Flowchart of the study method.

Results

Patterns of land surface temperature

Spatial autocorrelation of LST using Moran’s I test

The LST pattern and spatial distribution were extracted from bands 10 and11 of the Landsat 8 Thermal Infrared Sensor (TIRS) image of Addis Ababa city. This process was carried out using QGIS 3.22 software (https://qgis.org/). The results can be visualized in Fig. 3a. Spatial autocorrelation helps identify if there is a systematic spatial variation or clustering in the values of a variable across a geographic area. As depicted in Fig. 3b, the Moran’s I test result of 0.172 suggests that there is clustering of similar LST values within the study area. This clustering could be driven by a range of factors, such as the spatial arrangement of land uses or the distribution of built environment characteristics. To further understand the factors driving the clustering of LST values, it would be useful to conduct additional spatial analyses, such as hot spot analysis or kernel density estimation33. These methods is used to identify areas of high or low LST and their spatial patterns in relation to other variables. For example, if high LST values are clustered around areas with low vegetation cover, one could infer that vegetation has a cooling effect on the urban landscape and could be used as a tool to mitigate heat. The Moran’s I test result of 0.172 suggests that there is clustering of LST values in the study area29. High levels of spatial autocorrelation in LST indicate that temperature values at nearby locations are more similar to each other than expected by chance. The presence of spatial autocorrelation implies that neighboring locations have similar LST values, which can be attributed to various factors such as land cover, urban morphology, or local climate conditions. Understanding the spatial autocorrelation of LST is important for several reasons. It can provide insights into the underlying processes and drivers of LST patterns help identify areas of high or low LST values, and guide the development of targeted mitigation strategies or urban planning interventions.

Figure 3
figure 3

Patterns of land surface temperature. (a) Map of LST pattern of Addis Ababa city; (b) Moran’s I test of LST. The map has been created using QGIS 3.22 software (https://qgis.org/).

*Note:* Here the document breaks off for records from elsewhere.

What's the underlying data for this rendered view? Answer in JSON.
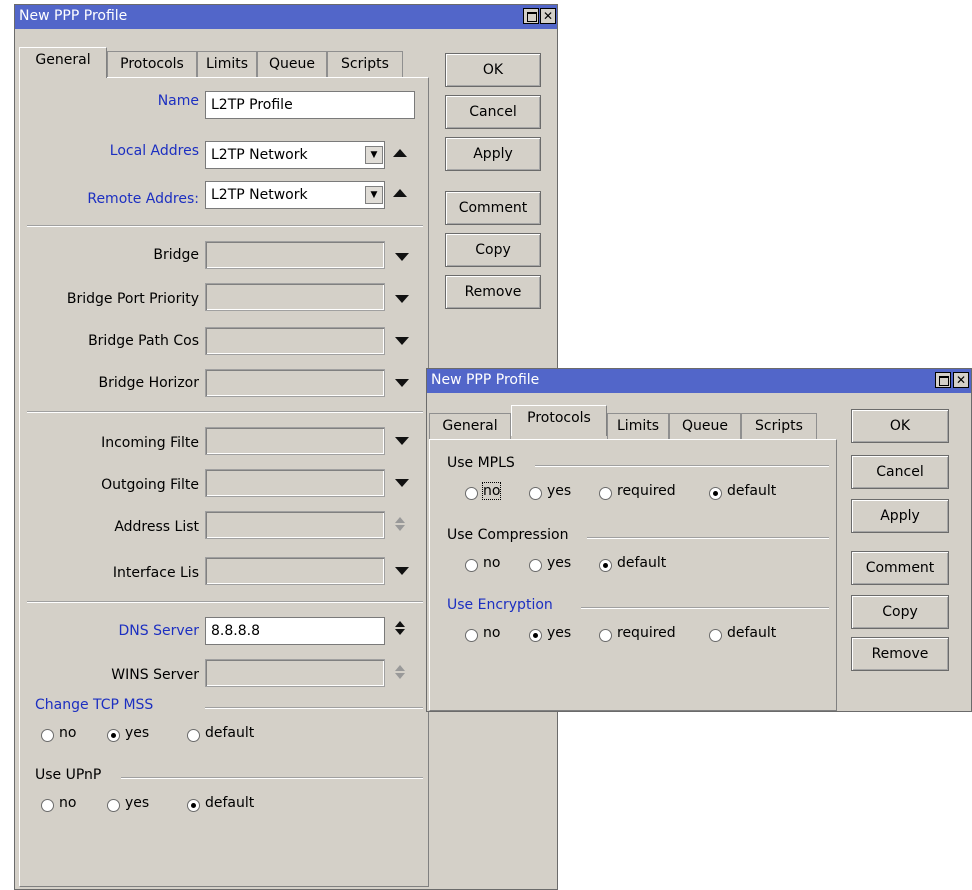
{
  "window1": {
    "title": "New PPP Profile",
    "tabs": [
      "General",
      "Protocols",
      "Limits",
      "Queue",
      "Scripts"
    ],
    "active_tab": "General",
    "fields": {
      "name": {
        "label": "Name",
        "value": "L2TP Profile"
      },
      "local_address": {
        "label": "Local Addres",
        "value": "L2TP Network"
      },
      "remote_address": {
        "label": "Remote Addres:",
        "value": "L2TP Network"
      },
      "bridge": {
        "label": "Bridge",
        "value": ""
      },
      "bridge_port_priority": {
        "label": "Bridge Port Priority",
        "value": ""
      },
      "bridge_path_cost": {
        "label": "Bridge Path Cos",
        "value": ""
      },
      "bridge_horizon": {
        "label": "Bridge Horizor",
        "value": ""
      },
      "incoming_filter": {
        "label": "Incoming Filte",
        "value": ""
      },
      "outgoing_filter": {
        "label": "Outgoing Filte",
        "value": ""
      },
      "address_list": {
        "label": "Address List",
        "value": ""
      },
      "interface_list": {
        "label": "Interface Lis",
        "value": ""
      },
      "dns_server": {
        "label": "DNS Server",
        "value": "8.8.8.8"
      },
      "wins_server": {
        "label": "WINS Server",
        "value": ""
      }
    },
    "change_tcp_mss": {
      "label": "Change TCP MSS",
      "options": [
        "no",
        "yes",
        "default"
      ],
      "selected": "yes"
    },
    "use_upnp": {
      "label": "Use UPnP",
      "options": [
        "no",
        "yes",
        "default"
      ],
      "selected": "default"
    },
    "buttons": {
      "ok": "OK",
      "cancel": "Cancel",
      "apply": "Apply",
      "comment": "Comment",
      "copy": "Copy",
      "remove": "Remove"
    }
  },
  "window2": {
    "title": "New PPP Profile",
    "tabs": [
      "General",
      "Protocols",
      "Limits",
      "Queue",
      "Scripts"
    ],
    "active_tab": "Protocols",
    "use_mpls": {
      "label": "Use MPLS",
      "options": [
        "no",
        "yes",
        "required",
        "default"
      ],
      "selected": "default"
    },
    "use_compression": {
      "label": "Use Compression",
      "options": [
        "no",
        "yes",
        "default"
      ],
      "selected": "default"
    },
    "use_encryption": {
      "label": "Use Encryption",
      "options": [
        "no",
        "yes",
        "required",
        "default"
      ],
      "selected": "yes"
    },
    "buttons": {
      "ok": "OK",
      "cancel": "Cancel",
      "apply": "Apply",
      "comment": "Comment",
      "copy": "Copy",
      "remove": "Remove"
    }
  },
  "icons": {
    "maximize": "maximize-icon",
    "close": "close-icon",
    "dropdown": "dropdown-arrow-icon",
    "up": "up-arrow-icon",
    "updown": "up-down-arrows-icon"
  },
  "colors": {
    "titlebar": "#5266c9",
    "window_bg": "#d4d0c8",
    "blue_label": "#1c2fc1"
  }
}
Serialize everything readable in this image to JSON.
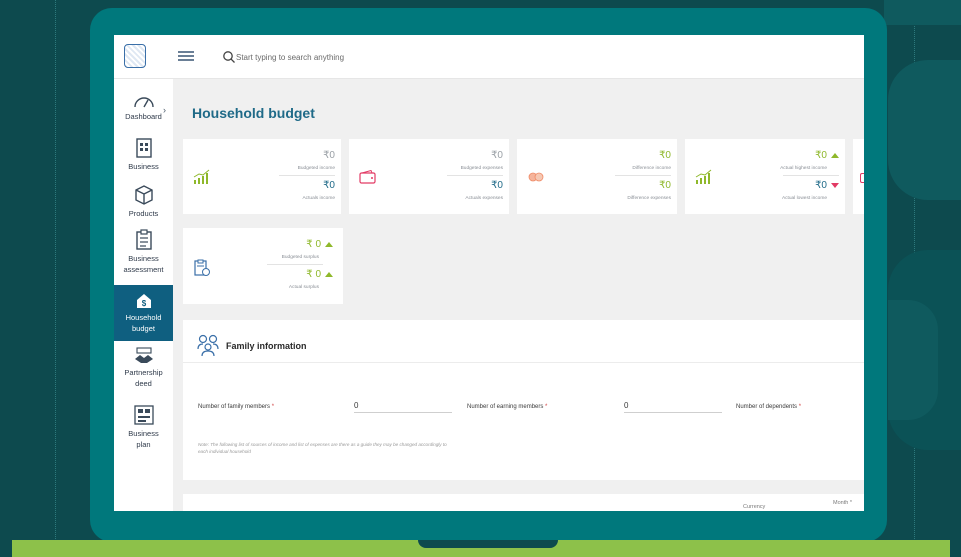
{
  "topbar": {
    "search_placeholder": "Start typing to search anything"
  },
  "sidebar": {
    "items": [
      {
        "label": "Dashboard"
      },
      {
        "label": "Business"
      },
      {
        "label": "Products"
      },
      {
        "label": "Business assessment"
      },
      {
        "label": "Household budget",
        "active": true
      },
      {
        "label": "Partnership deed"
      },
      {
        "label": "Business plan"
      }
    ]
  },
  "page": {
    "title": "Household budget"
  },
  "cards": {
    "income": {
      "top_value": "₹0",
      "top_label": "Budgeted income",
      "bottom_value": "₹0",
      "bottom_label": "Actuals income"
    },
    "expenses": {
      "top_value": "₹0",
      "top_label": "Budgeted expenses",
      "bottom_value": "₹0",
      "bottom_label": "Actuals expenses"
    },
    "difference": {
      "top_value": "₹0",
      "top_label": "Difference income",
      "bottom_value": "₹0",
      "bottom_label": "Difference expenses"
    },
    "highest_lowest": {
      "top_value": "₹0",
      "top_label": "Actual highest income",
      "bottom_value": "₹0",
      "bottom_label": "Actual lowest income"
    },
    "surplus": {
      "top_value": "₹ 0",
      "top_label": "Budgeted surplus",
      "bottom_value": "₹ 0",
      "bottom_label": "Actual surplus"
    }
  },
  "family": {
    "title": "Family information",
    "family_members_label": "Number of family members",
    "family_members_value": "0",
    "earning_members_label": "Number of earning members",
    "earning_members_value": "0",
    "dependents_label": "Number of dependents",
    "required_mark": "*",
    "note": "Note: The following list of sources of income and list of expenses are there as a guide they may be changed accordingly to each individual household"
  },
  "bottom": {
    "currency_label": "Currency",
    "month_label": "Month *"
  },
  "colors": {
    "brand_blue": "#1f6a88",
    "active_nav": "#0f5f80",
    "positive_green": "#8fb82b",
    "negative_red": "#e23a64",
    "laptop_teal": "#00787c"
  }
}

The findings showed that the spatial patterns of LST show statistically significant hot spot zones in the north-central parts of the study area (Moran’s I = 0.172).

Hotspots of land surface temperature

The Gentis-Ord GI* test is one example of a hotspot analysis technique that is commonly used in geographic information systems (GIS) and spatial statistics33. According to the analysis result (see Fig. 4), a hot spot with more than 90% confidence has been discovered in many parts of the study area. The hotspot in LST could indicate specific areas where temperature-mitigating measures are needed, such as increased green space, changes in architectural design or technological interventions. Those areas could be prioritized for urban planning and development initiatives aimed at mitigating the urban heat island effect, which can have both environmental and public health implications.

Figure 4
figure 4

Map of LST hotspot using the Gentis-Ord GI* test. (Map created by author using QGIS 3.22 software: https://qgis.org/).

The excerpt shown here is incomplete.